The government will do its best to respond to the motion if it passes, Liberal MP Kevin Lamoureux, parliamentary secretary to the government House leader, told the Commons at the start of debate. Lamoureux added, however, that the 15-day timeline would be "physically impossible" to meet.
Rempel Garner countered that if the timeline outlined in the motion is unrealistic, the government should suggest a different deadline for producing the documents.
The Conservative motion will go to a vote on Monday. Government House Leader Pablo Rodriguez's office confirmed on Thursday it won't be considered a confidence vote.

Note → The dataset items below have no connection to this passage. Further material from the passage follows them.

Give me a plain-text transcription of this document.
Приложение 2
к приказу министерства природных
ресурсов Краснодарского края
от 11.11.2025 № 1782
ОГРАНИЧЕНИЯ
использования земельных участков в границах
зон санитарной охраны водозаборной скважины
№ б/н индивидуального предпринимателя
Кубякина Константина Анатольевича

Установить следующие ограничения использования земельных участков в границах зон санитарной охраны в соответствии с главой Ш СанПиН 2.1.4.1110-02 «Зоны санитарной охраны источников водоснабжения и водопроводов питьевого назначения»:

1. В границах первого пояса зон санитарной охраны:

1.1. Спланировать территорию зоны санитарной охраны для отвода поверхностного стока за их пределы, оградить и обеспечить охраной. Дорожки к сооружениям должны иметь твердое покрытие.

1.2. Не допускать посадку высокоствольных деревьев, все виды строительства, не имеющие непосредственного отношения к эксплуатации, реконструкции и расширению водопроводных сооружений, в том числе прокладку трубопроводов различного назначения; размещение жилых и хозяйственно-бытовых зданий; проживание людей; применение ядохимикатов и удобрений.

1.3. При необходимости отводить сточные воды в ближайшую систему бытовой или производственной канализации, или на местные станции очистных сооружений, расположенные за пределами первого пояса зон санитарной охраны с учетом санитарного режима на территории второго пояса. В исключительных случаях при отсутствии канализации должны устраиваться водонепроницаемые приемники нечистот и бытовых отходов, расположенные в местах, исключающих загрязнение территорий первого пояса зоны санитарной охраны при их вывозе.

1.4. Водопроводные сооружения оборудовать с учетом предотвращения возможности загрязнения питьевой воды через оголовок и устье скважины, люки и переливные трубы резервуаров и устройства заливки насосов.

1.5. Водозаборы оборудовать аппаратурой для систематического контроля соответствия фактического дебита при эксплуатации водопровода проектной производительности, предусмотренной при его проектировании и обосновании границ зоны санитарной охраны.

Bloc Québécois Leader Yves-François Blanchet signalled his party would vote for the motion. NDP Leader Jagmeet Singh said his party also supports it, but would like to see some changes made first.
Thursday's motion comes one day after the Liberal government survived a confidence vote on a separate Conservative motion that sought a special committee investigation into the WE Charity affair and other alleged examples of corruption.
NDP, Green and Independent MPs grudgingly joined the Liberals on Wednesday in defeating the motion. But all of the opposition parties blamed Prime Minister Justin Trudeau for turning the issue into a confidence matter that threatened to plunge the country into an election.
Demand for sensitive documents
The demand for documents concerning the purchase of PPE could be particularly sensitive for the government. It has used a national security exemption to keep some procurement contracts secret in order to protect the names of suppliers of items that are particularly hard to come by, such as N95 respirators, gloves and swabs.
The Conservative motion makes some allowance for national security concerns, stipulating that any redactions to the demanded documents be made only by the parliamentary law clerk and only for national security or personal privacy reasons.